Árvores nativas e exóticas se associam a uma ampla gama de fungos benéficos, mas os poucos estudos dessas interações tendem a se concentrar apenas em algumas espécies de plantas ou locais de cada vez. Esta abordagem limita a compreensão em larga escala de mudanças funcionais e mudanças na estrutura da rede de interação que podem ocorrer após a introdução. Uma espécie de fungo ectomicorrízico pode associar-se a várias espécies de plantas potencialmente distantes. Isso significa que a presença de uma espécie vegetal pode sustentar uma população de fungos que serve de inóculo, facilitando o estabelecimento de uma segunda espécie vegetal. As interações de árvores exóticas por meio de espécies mutualistas compartilhadas podem, portanto, ser analisadas por meio da teoria da rede.

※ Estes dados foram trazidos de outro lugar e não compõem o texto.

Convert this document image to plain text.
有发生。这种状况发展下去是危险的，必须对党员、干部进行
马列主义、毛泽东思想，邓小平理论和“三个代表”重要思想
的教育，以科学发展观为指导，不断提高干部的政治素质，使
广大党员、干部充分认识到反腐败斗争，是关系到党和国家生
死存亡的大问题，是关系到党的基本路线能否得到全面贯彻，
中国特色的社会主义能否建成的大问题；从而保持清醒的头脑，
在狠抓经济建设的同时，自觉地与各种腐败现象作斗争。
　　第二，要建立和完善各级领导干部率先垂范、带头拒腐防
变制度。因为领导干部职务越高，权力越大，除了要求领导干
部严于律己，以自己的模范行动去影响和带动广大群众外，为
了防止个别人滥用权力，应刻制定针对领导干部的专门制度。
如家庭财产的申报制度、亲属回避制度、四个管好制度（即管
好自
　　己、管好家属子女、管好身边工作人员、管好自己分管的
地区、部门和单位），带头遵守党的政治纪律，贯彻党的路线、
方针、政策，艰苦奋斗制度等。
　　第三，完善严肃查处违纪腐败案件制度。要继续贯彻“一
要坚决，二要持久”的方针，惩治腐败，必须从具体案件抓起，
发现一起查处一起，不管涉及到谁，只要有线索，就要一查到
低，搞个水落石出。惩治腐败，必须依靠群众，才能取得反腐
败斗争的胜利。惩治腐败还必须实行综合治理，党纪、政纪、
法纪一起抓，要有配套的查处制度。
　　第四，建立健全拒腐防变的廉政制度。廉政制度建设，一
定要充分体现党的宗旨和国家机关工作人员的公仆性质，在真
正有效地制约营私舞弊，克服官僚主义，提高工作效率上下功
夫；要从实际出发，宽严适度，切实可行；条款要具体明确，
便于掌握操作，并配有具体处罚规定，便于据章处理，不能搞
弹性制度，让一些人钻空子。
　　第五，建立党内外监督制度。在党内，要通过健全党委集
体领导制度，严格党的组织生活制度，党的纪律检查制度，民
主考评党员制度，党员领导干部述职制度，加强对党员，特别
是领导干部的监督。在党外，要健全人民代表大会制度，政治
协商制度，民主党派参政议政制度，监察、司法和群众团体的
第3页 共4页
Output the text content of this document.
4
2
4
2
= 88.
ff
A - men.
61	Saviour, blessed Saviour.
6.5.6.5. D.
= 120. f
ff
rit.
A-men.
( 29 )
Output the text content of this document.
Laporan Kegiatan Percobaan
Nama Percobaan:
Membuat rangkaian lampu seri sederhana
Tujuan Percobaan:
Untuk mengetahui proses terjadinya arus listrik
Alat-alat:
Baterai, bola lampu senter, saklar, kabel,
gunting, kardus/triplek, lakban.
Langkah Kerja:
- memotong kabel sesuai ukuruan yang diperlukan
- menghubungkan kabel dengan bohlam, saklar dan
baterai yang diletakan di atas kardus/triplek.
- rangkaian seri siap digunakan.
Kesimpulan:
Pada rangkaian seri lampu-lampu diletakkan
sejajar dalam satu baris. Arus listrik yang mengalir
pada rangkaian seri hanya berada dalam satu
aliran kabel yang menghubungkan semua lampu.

Em um estudo publicado na AoBP (na edição especial sobre Evolutionary Dynamics of Tree Invasions), Dickie et al. investigue as redes de interação planta-fúngico usando dois extensos conjuntos de dados derivados de observações de esporocarpos fúngicos e hospedeiros vegetais registrados em duas nações do arquipélago insular: Nova Zelândia (NZ) e Reino Unido (Reino Unido). Na Nova Zelândia, fungos em árvores exóticas são menos funcionalmente diversos do que aqueles associados a nativas, enquanto no Reino Unido não há diferença funcional em fungos associados a gêneros de plantas exóticas e nativas. Tanto na Nova Zelândia quanto no Reino Unido, no entanto, a estrutura da rede de interação planta-fungo é simplificada e “aninhada”, o que sugere que fungos benéficos hospedados por árvores exóticas podem ajudar a facilitar a invasão de árvores. Se isso é impulsionado por características fúngicas (por exemplo, falta de fungos específicos do hospedeiro; gama de hospedeiros expandida) ou fatores de habitat (por exemplo, plantio em solos atípicos) requer uma investigação mais detalhada para desvendar. Independentemente da causa, o compartilhamento de fungos simbióticos entre árvores exóticas pode ter implicações importantes para o processo de invasão, se espécies de árvores que compartilham fungos associados facilitam umas às outras.